The Technium

Social Networking Chain-Letter


The whole idea of a social networking system like MySpace, Linkedin or Facebook, etc., is to make your personal network of friends and colleagues visible and handy.  You invite your friends (good for you), and they invite their friends (good for them), and the whole enterprise expands (good for the owners). As individuals link up their friends, soon you have the whole world connected into one super-network, which is super valuable. 

But hey, who needs YOU? 

If we were simply interested in creating a mega-network of acquaintances as a way to make a buck, we could simply generated a profile of you by scraping your blog or homepage, then on your behalf invite your “friends” into the network, and their friends. They don’t have to accept either. We can simply do the same and make a page for them, too. Soon we’d have everyone linked up. You don’t have to do anything.

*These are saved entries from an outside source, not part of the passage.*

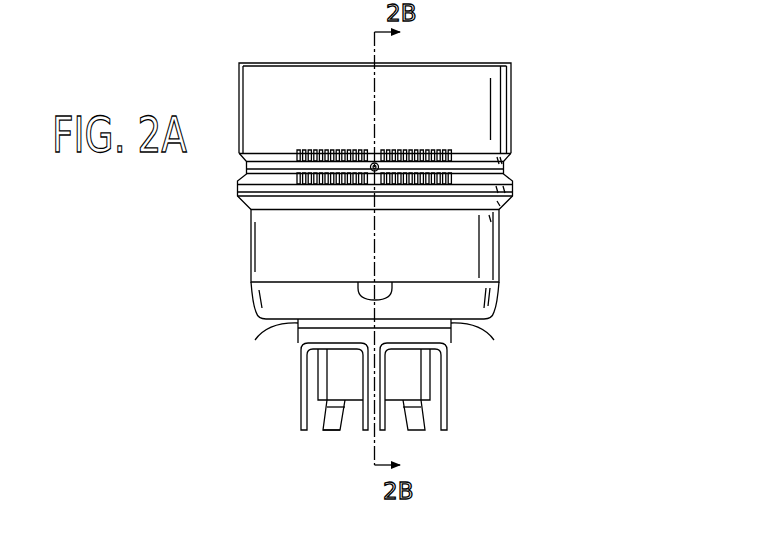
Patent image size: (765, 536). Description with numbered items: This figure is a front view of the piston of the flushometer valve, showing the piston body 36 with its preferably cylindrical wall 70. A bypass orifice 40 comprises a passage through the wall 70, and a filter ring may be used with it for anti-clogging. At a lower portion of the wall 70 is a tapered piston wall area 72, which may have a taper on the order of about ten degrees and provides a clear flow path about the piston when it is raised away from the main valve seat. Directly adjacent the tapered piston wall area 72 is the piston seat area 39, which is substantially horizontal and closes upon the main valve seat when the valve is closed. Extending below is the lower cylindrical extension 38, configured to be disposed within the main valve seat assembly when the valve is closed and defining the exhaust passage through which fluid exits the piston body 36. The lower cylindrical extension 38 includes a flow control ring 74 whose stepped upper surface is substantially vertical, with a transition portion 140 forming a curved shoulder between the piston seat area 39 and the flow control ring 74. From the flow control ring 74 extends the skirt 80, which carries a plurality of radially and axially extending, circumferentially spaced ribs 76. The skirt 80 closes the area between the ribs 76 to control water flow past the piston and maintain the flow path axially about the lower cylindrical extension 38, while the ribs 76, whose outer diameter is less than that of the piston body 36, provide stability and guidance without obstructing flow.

The piston body 36 is at (570, 106).
The lower cylindrical extension 38 is at (300, 390).
The piston seat area 39 is at (255, 340).
The bypass orifice 40 is at (371, 164).
The wall 70 is at (252, 247).
The tapered piston wall area 72 is at (470, 301).
The flow control ring 74 is at (451, 335).
The ribs 76 is at (447, 407).
The skirt 80 is at (353, 390).
The transition portion 140 is at (455, 328).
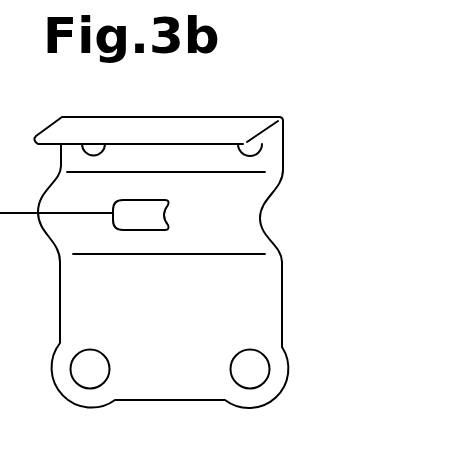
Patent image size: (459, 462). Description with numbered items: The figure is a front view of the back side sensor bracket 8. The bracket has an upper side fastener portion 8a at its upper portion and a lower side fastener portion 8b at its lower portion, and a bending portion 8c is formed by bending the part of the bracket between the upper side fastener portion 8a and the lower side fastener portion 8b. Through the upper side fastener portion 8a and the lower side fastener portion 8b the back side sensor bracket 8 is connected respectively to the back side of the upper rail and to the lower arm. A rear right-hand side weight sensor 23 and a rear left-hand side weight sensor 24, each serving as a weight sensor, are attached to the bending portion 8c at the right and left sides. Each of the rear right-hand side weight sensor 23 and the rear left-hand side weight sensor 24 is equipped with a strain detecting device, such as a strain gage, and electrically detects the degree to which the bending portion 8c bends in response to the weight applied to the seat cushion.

The back side sensor bracket 8 is at (194, 244).
The upper side fastener portion 8a is at (283, 152).
The lower side fastener portion 8b is at (284, 368).
The bending portion 8c is at (260, 240).
The rear left-hand side weight sensor 24 is at (188, 208).
The rear right-hand side weight sensor 23 is at (153, 199).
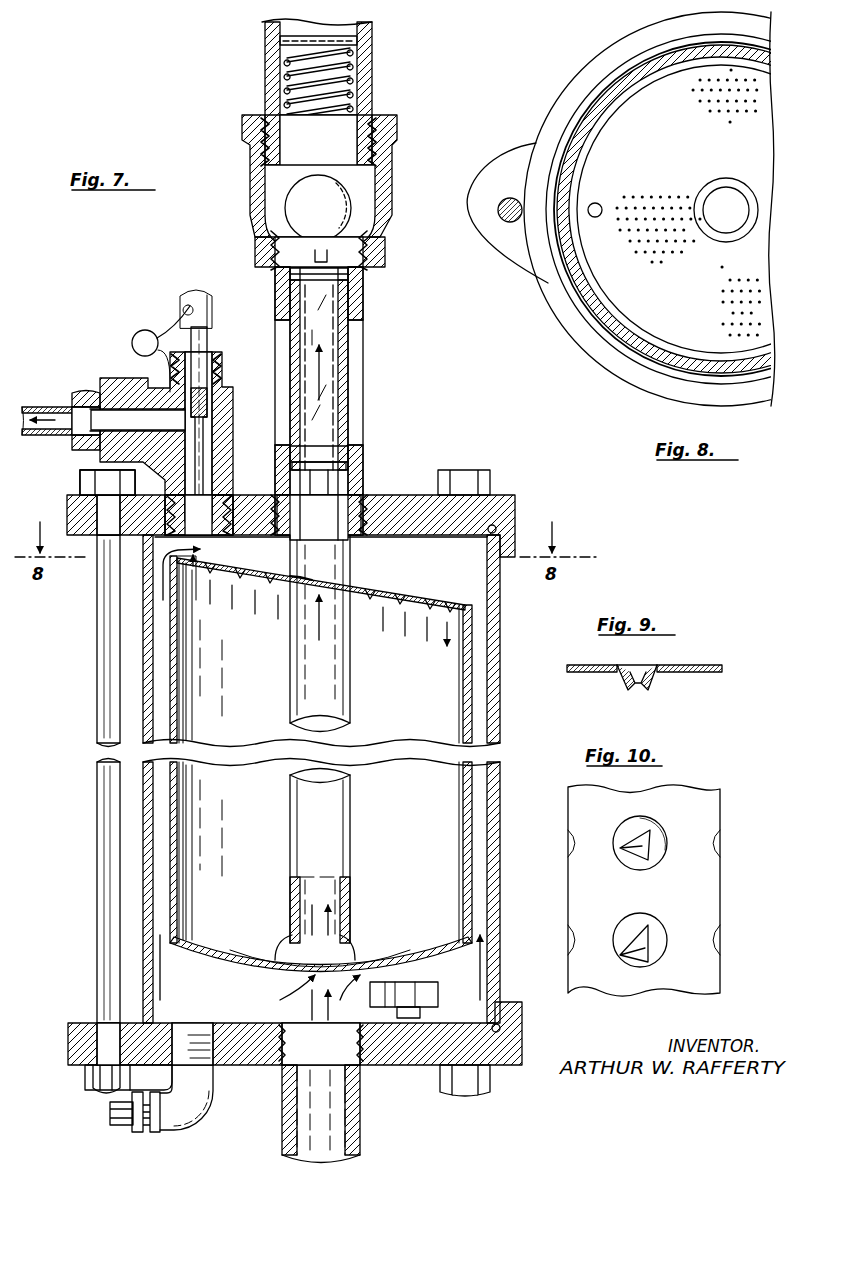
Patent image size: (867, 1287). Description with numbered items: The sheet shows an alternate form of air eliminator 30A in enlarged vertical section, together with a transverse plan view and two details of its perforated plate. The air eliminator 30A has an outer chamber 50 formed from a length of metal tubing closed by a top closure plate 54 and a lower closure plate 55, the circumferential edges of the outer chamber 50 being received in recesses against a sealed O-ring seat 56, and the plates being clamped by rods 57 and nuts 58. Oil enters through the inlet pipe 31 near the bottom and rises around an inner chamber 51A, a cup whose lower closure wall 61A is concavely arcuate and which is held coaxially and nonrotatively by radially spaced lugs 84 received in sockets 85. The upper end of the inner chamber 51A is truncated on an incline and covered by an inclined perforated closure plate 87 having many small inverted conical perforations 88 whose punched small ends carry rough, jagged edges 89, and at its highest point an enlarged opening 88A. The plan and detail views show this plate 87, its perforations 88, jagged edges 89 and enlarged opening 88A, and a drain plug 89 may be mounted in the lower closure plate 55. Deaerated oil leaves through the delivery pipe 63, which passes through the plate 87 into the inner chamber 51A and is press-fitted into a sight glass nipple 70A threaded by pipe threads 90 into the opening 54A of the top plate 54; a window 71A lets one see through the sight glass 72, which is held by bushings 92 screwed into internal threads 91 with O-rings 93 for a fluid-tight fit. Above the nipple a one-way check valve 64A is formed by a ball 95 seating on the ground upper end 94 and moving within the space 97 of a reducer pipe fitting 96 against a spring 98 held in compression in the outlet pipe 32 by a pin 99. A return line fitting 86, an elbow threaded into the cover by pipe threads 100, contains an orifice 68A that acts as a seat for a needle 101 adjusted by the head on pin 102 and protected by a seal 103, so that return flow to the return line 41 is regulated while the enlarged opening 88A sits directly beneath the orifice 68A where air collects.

In FIG. 7, the air eliminator 30A is at (420, 490).
In FIG. 7, the inlet pipe 31 is at (362, 1130).
In FIG. 7, the outlet pipe 32 is at (265, 80).
In FIG. 7, the return line 41 is at (62, 437).
In FIG. 7, the outer chamber 50 is at (500, 753).
In FIG. 8, the outer chamber 50 is at (570, 308).
In FIG. 7, the inner chamber 51A is at (488, 835).
In FIG. 7, the top closure plate 54 is at (500, 500).
In FIG. 7, the opening in plate 54 54A is at (355, 537).
In FIG. 7, the lower closure plate 55 is at (405, 1060).
In FIG. 7, the O-ring seat 56 is at (496, 527).
In FIG. 7, the rods 57 is at (98, 663).
In FIG. 8, the rods 57 is at (503, 222).
In FIG. 7, the nuts 58 is at (86, 1078).
In FIG. 7, the lower closure wall 61A is at (330, 980).
In FIG. 7, the delivery pipe 63 is at (335, 685).
In FIG. 8, the delivery pipe 63 is at (727, 179).
In FIG. 7, the one-way check valve 64A is at (350, 176).
In FIG. 7, the orifice 68A is at (160, 500).
In FIG. 7, the sight glass nipple 70A is at (362, 458).
In FIG. 7, the window 71A is at (363, 355).
In FIG. 7, the sight glass 72 is at (350, 383).
In FIG. 7, the lugs 84 is at (421, 1011).
In FIG. 7, the sockets 85 is at (440, 993).
In FIG. 7, the return line fitting 86 is at (222, 450).
In FIG. 7, the perforated closure plate 87 is at (375, 590).
In FIG. 8, the perforated closure plate 87 is at (707, 315).
In FIG. 9, the perforated closure plate 87 is at (592, 665).
In FIG. 10, the perforated closure plate 87 is at (614, 898).
In FIG. 7, the perforations 88 is at (418, 600).
In FIG. 9, the perforations 88 is at (652, 670).
In FIG. 10, the perforations 88 is at (650, 835).
In FIG. 7, the enlarged opening 88A is at (205, 562).
In FIG. 8, the enlarged opening 88A is at (600, 204).
In FIG. 7, the jagged edges 89 is at (182, 1120).
In FIG. 9, the jagged edges 89 is at (620, 688).
In FIG. 10, the jagged edges 89 is at (640, 866).
In FIG. 7, the pipe threads 90 is at (365, 512).
In FIG. 7, the internal threads 91 is at (350, 468).
In FIG. 7, the bushings 92 is at (365, 272).
In FIG. 7, the O-rings 93 is at (292, 282).
In FIG. 7, the upper end of nipple 94 is at (272, 237).
In FIG. 7, the ball 95 is at (333, 217).
In FIG. 7, the reducer pipe fitting 96 is at (392, 215).
In FIG. 7, the space 97 is at (272, 190).
In FIG. 7, the spring 98 is at (340, 90).
In FIG. 7, the pin 99 is at (360, 40).
In FIG. 7, the pipe threads 100 is at (218, 498).
In FIG. 7, the needle 101 is at (218, 432).
In FIG. 7, the pin 102 is at (210, 338).
In FIG. 7, the seal 103 is at (142, 330).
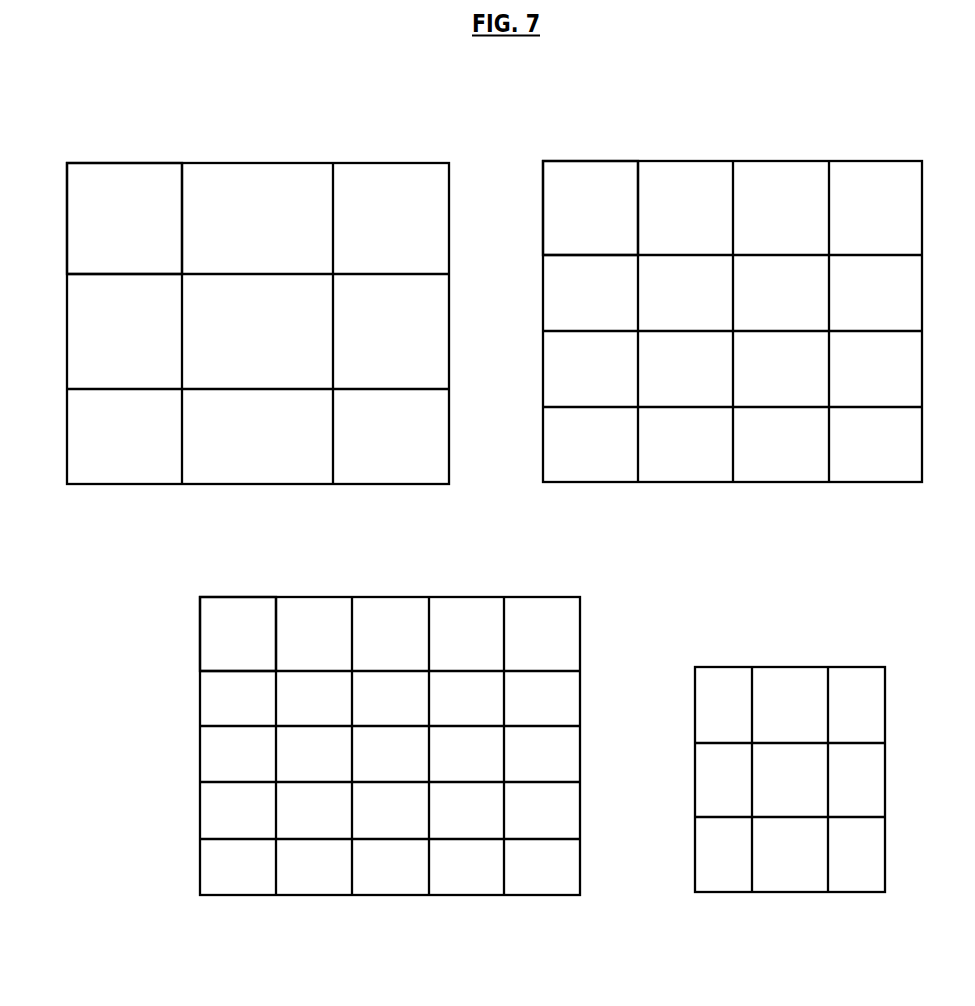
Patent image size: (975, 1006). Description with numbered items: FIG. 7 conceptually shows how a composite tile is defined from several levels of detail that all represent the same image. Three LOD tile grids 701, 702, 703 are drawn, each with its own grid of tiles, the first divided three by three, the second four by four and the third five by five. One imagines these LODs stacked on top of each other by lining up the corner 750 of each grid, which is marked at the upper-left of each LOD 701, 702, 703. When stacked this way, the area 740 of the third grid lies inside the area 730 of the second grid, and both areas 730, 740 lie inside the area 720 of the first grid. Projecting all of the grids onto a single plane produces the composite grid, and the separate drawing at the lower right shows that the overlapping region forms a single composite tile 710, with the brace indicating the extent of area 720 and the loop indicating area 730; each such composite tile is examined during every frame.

The level of detail tile grid 701 is at (258, 289).
The level of detail tile grid 702 is at (732, 287).
The level of detail tile grid 703 is at (390, 721).
The composite tile 710 is at (713, 705).
The area 720 is at (902, 893).
The area 730 is at (667, 931).
The area 740 is at (238, 634).
The corner 750 is at (68, 163).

Sure, some of your invited friends would see through this thin soup, but perhaps enough invited people would stick around and click on ads. 

That seems to be the business model of JaseZone

I didn’t know anything about this site until I got a message from a fairly prominent colleague who sent me this email: 

Hi Kevin,  I hope all is well with you. 

Are you really a member of JaseZone and attempting to invite me to be in your network? They have created a page to look like you are a member of the site, but I find it hard to believe you are, or that you’d invite me! 

Here’s your “member page.“ 

I alert you only because I’ve been receiving dozens of emails from people who say I have invited *them* to this service – when I never heard of them and don’t do this kind of thing. 

I’m trying to pursue this with the JaseZone people, myself, but have met only with resistance. I did manage to get them to take down the page they created to look like me, however. 

Sure enough, when I visited the JaseZone for the first time, there was my personal page already up and running. Not only that, it has been inviting “friends” into the network!  I grabbed a screen shot of my page.

Jasezone

It’s a bold and brazen ponzi scheme. I did not register with JaseZone, nor invite anyone. The material was scraped from other sources. They have my age wrong. The picture is from the web, and out of date (I’ve had a beard for 8 years). It is a lie that I “last login on January 14, 2008” since I have never logged in. My “friends” listed on the page are vacuous, just place-holders to populate the place.  What a scam.

I may have this whole thing wrong. If so, someone please correct me. I’d love to know what is really going on. The phone number of the company simply shunts you to their website. 

But it raises an interesting question: who owns your friendships? Is the fact that you are friends with X — particularly if you declare so on one networking site — now public knowledge that can be used by anyone? Is the shape of your life as revealed publicly part of the commonwealth, and in the public domain? 

I suspect that your relationships are in the public domain once you make them public on the web, and so reverse engineering your social network from this information is not illegal, although it may not be socially acceptable or a good business practice. It feels more like a chain-letter to me.